Third, the issue of competing payment standards has loomed large in Net1’s past and will continue to do so in its future. Net1 invented and patented the Universal Electronic Payment System (UEPS) some 14 years ago as the standard by which secure payments are encrypted and enabled between cards and card readers. This proprietary standard is one of the jewels of Net1’s intellectual property—or is it? A standard is only a jewel if it is widely accepted as such, and the patent holder can benefit from it. Rather than adopt a proprietary standard for ‘smart’ or chip-enabled credit cards, the major credit card associations chose to develop a co-operative standard for chips (for identification) on their cards: the so-called E(uropay)M(astercard)V(isa) standard, which is widely applied in Europe today, and increasingly in other markets.

 

The founder of Net 1 is dismissive of EMV: “..it is still in the times of archaic smart card technology.

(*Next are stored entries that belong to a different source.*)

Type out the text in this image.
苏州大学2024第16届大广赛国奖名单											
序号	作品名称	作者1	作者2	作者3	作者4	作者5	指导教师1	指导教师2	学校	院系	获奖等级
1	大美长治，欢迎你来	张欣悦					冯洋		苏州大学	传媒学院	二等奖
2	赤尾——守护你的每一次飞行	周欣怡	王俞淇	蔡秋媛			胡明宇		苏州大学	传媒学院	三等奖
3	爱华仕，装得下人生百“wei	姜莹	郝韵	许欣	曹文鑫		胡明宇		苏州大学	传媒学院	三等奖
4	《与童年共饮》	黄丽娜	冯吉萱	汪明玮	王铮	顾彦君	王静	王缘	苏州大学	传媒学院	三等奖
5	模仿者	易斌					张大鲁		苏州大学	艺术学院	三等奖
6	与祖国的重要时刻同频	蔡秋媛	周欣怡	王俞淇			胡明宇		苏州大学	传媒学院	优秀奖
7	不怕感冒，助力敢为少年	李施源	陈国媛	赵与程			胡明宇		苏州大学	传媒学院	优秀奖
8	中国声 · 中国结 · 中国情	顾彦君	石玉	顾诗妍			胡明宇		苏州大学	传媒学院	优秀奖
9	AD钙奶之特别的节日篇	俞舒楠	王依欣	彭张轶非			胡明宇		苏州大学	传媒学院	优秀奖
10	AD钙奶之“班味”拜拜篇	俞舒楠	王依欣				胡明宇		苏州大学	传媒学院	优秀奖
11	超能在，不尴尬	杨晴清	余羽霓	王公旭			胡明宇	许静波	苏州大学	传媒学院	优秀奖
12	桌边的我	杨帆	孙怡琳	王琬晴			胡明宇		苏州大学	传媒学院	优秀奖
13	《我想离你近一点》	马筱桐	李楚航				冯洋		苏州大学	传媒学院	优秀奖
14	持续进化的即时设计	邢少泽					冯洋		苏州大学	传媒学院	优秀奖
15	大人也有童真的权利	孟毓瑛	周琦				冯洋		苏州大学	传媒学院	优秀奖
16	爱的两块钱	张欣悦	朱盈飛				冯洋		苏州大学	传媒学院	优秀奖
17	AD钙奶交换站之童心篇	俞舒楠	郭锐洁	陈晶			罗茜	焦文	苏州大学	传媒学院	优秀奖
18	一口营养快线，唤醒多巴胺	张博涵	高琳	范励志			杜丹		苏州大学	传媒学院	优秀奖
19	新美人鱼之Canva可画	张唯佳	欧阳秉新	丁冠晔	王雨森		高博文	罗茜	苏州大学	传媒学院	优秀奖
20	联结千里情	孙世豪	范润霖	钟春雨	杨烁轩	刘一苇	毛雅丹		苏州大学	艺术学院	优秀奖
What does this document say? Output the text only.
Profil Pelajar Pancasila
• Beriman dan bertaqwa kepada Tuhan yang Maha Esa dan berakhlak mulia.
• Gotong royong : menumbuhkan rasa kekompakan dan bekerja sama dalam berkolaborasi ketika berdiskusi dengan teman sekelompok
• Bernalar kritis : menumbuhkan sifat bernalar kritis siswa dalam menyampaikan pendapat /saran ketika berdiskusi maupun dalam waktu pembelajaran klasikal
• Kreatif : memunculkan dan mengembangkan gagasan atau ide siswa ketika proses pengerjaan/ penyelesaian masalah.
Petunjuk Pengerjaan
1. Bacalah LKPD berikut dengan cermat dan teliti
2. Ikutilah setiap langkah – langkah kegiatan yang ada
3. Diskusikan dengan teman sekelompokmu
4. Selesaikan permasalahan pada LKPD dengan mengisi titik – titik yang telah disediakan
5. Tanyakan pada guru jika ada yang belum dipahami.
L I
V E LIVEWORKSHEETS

It is just a credit card, you can’t load cash onto it, it is not secure enough and can’t work offline”, as reported in Electronic Payments International 30 June 2005. However, given that the EMV consortium is backed by massive banks with wide reach, little Net1 cannot afford to compete head on: instead, it has developed the ability to ‘morph’ or inter-operate with EMV. This feature may be essential to UEPS having a long term future, in a world of ubiquitous inter-operable acquiring devices like cellphones. As everyone who has heard the examples of QWERTY or Betamax/VHS knows, the standards race is not necessarily to the best, but to the quickest to get sufficient scale. As EMV rolls out, hopefully it will not squash innovation in payments space by smaller rivals, such as UEPS. Whatever one may think of the propriety of proprietary systems for payments, UEPS has earned a reputation as an innovator to watch.